Jackson admitted his second COVID experience was no walk in the park.
“Just like last time probably — fatigued, if anything. I was sleeping a lot,” he said of his most recent bout of illness. “But I’m glad to be back.”
However, the quarterback refused to publicly commit to getting the vaccine, of which 85% of NFL players have received at least one dose.
“I got to talk to my team about this and see how they feel about it,” he said, according to NFL.com. “Keep learning as much as I can about it.
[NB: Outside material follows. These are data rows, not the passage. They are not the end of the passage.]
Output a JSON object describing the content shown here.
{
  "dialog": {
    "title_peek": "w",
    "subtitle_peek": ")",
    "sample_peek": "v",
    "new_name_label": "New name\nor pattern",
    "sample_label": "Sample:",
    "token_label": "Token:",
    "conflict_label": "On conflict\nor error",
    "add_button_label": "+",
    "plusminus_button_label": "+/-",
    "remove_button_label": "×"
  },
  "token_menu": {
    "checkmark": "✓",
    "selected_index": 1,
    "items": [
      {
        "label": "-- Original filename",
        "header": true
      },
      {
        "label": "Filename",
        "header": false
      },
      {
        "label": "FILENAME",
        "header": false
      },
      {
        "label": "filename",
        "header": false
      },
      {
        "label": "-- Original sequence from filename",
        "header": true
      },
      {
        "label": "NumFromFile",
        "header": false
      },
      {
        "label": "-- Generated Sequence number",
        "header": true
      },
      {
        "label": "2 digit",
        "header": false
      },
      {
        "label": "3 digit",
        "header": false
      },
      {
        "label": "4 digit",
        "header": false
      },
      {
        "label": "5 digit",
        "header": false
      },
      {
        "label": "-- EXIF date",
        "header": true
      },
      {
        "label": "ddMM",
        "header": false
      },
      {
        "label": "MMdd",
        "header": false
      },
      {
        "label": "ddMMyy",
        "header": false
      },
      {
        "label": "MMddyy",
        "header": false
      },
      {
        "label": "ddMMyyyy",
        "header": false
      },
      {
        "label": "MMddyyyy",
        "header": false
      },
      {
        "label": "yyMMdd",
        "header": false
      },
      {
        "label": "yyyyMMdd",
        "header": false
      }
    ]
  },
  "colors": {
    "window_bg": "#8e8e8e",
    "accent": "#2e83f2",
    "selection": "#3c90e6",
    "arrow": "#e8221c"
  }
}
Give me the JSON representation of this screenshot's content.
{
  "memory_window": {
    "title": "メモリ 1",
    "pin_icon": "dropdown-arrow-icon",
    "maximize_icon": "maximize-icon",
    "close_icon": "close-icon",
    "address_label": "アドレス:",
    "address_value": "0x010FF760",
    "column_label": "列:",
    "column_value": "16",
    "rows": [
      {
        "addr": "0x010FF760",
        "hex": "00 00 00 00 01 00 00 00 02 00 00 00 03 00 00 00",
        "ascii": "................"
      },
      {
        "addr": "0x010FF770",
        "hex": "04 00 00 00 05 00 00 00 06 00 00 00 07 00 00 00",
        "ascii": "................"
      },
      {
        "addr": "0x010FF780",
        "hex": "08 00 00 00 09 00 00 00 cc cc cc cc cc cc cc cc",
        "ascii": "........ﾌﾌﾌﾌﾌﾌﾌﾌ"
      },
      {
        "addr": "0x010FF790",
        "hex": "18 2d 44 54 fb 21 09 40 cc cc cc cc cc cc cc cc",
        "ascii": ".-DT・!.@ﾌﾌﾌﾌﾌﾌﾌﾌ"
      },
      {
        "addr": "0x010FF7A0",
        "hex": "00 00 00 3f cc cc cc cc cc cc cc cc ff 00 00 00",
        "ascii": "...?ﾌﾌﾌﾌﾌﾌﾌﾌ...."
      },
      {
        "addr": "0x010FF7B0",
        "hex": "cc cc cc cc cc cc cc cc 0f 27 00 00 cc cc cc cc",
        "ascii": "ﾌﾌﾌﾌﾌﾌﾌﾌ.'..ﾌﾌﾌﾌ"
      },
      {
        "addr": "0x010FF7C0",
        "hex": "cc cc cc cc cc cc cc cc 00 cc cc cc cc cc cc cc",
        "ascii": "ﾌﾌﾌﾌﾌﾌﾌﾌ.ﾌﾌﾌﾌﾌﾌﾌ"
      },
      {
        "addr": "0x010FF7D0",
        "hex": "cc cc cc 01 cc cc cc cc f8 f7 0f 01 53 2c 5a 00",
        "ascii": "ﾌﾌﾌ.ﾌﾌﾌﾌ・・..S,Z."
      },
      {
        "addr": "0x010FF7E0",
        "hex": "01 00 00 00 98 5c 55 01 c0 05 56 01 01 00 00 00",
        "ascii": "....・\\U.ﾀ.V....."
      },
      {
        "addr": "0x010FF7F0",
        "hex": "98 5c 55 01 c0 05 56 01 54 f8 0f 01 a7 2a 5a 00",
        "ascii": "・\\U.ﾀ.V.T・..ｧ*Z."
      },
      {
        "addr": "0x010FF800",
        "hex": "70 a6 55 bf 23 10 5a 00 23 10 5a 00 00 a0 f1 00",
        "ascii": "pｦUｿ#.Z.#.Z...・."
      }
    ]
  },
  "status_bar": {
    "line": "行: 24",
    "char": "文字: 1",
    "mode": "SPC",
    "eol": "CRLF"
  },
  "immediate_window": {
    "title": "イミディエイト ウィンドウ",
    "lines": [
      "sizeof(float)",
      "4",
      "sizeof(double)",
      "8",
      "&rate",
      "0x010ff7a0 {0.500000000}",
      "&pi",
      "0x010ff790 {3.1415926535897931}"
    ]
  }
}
We’ll go from there.”
When pressed further about whether he was considering getting vaccinated, Jackson remained equivocal.
“Talking to the doctors,” he said. “We’ll see.”
The Centers for Disease Control and Prevention and other prominent health organizations, as well as an overwhelming majority of experts in the medical field, have strongly encouraged vaccination, and have emphasized that the shots are safe and effective in reducing the dangerous effects of the coronavirus.
Jackson first tested positive for COVID-19 last November. The scheduled game at Pittsburgh had to be postponed three times before it finally took place on a Wednesday in December.
Jackson isn’t the only NFL QB who is either noncommittal about the vaccine or has flat-out refused to get it.
Minnesota Vikings QB Kirk Cousins recently said he won’t get the vaccine, though he has considered protecting himself and his teammates by walling himself off behind plexiglass in the team’s quarterback room.
Cousins declined to say why he won’t get the vaccine, saying the decision was personal and private, according to Yahoo! Sports.